Sepintas, hal ini tidak menjadi masalah, wajar dan maklum saja ikhtiar seperti ini di kalangan kita, namun tidakkah sahabat-sahabat melihat ada potensi fitnah dari statemen-statemen dari si penerawang tersebut? Terdapat statemen yang secara jelas mencoba menuduh dan memfitnah tetangga, teman satu kos, bahkan saudara sendiri tanpa proses pengusutan yang jelas dan sistematis! Ini adalah sebuah problem sosial yang sederhana, namun berdampak luas bagi interaksi sosial. Semisal si Komar dan si Kardun adalah teman satu kos, kemudian handphone si Komar hilang, setelah itu, si Komar mengadu kepada seseorang yang dianggap bisa menerawang pencuri, lalu si penerawang berkata bahwa pencurinya kemungkinan besar adalah teman satu kosnya sendiri.
Secara sederhana, pastilah si Komar di dalam hatinya akan menuduh si Kardun sebagai pencuri handphone nya, padahal si Kardun tidak pernah mengambil handphone si Komar, dan pada akhirnya, si Kardun mengetahuinya dari orang lain bahwa si Komar menuduhnya mencuri, dan merengganglah persahabatan keduanya. Meski sejatinya si Kardun tidak mencuri, tapi beban di hatinya membuat dia enggan berteman dengan si Komar lagi karena tidak diterima dituduh pencuri, dituduh dari belakang pula.
Penulis berpikir alangkah besarnya dosa si penerawang yang karena statemennya, suatu ikatan pesahabatan menjadi renggang. Entahlah, dosa atau tidak dosa, itu urusan Tuhan. Namun yang patut digarisbawahi dari kasus ini adalah, apakah jalan macam ini adalah jalan yang waras yang bisa ditempuh korban pencurian dalam mengusut kasus pencurian? Penulis menegaskan bahwa ikhtiar seperti ini adalah ikhtiar yang TIDAK WARAS! Rasulullah tidak pernah mengajarkan sistem seperti ini, pun secara kontekstual, Rasulullah malah mengajarkan ikhtiar yang lebih waras melalui syariah jinayaat, mungkin yang melakukan hal-hal diatas perlu mengkaji kembali bagaimana tuntutan Rasulullah terkait bab jinayat, sehingga kembali ke jalan yang benar.
Penulis sebagai pemeluk agama islam percaya pada hal-hal ghoib.
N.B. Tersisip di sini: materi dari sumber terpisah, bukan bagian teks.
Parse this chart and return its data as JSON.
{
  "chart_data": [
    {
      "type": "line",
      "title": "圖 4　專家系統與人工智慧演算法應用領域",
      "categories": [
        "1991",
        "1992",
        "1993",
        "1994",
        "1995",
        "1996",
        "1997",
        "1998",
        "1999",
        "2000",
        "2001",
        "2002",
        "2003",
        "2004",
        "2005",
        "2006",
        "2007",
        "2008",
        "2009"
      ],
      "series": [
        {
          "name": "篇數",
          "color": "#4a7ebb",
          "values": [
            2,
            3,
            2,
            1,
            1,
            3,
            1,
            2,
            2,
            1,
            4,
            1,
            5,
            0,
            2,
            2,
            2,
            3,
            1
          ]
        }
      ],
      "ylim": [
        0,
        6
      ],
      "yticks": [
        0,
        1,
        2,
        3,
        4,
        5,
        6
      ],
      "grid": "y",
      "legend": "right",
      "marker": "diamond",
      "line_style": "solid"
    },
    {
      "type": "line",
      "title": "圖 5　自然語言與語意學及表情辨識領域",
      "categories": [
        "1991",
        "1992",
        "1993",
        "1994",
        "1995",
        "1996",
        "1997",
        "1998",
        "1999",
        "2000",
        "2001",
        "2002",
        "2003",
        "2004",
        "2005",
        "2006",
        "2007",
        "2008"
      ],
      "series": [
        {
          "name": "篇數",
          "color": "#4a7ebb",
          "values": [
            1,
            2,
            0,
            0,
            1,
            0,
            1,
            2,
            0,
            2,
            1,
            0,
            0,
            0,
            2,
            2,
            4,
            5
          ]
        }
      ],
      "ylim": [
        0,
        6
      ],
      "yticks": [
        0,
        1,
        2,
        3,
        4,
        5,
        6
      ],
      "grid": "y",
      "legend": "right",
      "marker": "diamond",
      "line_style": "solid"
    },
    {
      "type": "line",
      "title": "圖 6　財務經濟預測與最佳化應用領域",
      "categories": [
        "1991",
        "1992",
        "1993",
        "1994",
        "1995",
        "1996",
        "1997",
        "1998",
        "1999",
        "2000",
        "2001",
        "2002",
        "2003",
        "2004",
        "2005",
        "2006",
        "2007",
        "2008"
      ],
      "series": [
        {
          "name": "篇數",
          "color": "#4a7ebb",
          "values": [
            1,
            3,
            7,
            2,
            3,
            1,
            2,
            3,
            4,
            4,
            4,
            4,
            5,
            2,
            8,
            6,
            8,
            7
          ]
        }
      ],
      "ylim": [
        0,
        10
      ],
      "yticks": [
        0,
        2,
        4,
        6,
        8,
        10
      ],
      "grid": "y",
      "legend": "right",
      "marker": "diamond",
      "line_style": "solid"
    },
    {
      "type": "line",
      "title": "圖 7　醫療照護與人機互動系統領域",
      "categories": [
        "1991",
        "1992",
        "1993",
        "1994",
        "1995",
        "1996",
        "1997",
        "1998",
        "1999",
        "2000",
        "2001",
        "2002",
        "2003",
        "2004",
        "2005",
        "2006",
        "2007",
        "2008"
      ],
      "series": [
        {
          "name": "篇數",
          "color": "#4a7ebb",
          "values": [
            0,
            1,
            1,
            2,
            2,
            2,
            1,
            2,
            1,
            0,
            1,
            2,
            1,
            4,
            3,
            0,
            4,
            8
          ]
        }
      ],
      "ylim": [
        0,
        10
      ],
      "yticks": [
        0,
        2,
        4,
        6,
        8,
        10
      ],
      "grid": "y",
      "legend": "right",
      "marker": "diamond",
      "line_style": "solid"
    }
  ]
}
Malaikat dan Jin merupakan hal yang ghoib dan benar adanya, namun kepercayaan tersebut tidak terbangun atas dasar menduga-duga saja yang kemudian menimbulkan ketidakjelasan dan fitnah, namun dibangun atas dasar pondasi keilmuan yang jelas, melalui ngaji kitab-kitab teologis macam aqidatul awam, tijan addarory, jawaahirul kalamiyah, addasuqy ummu barohin, dll. Penulis tidak menafikan bahwa ada orang-orang yang memiliki kemampuan diatas orang normal, seperti mampu melihat jin, melihat malaikat, dan melihat hal-hal gaib lainnya.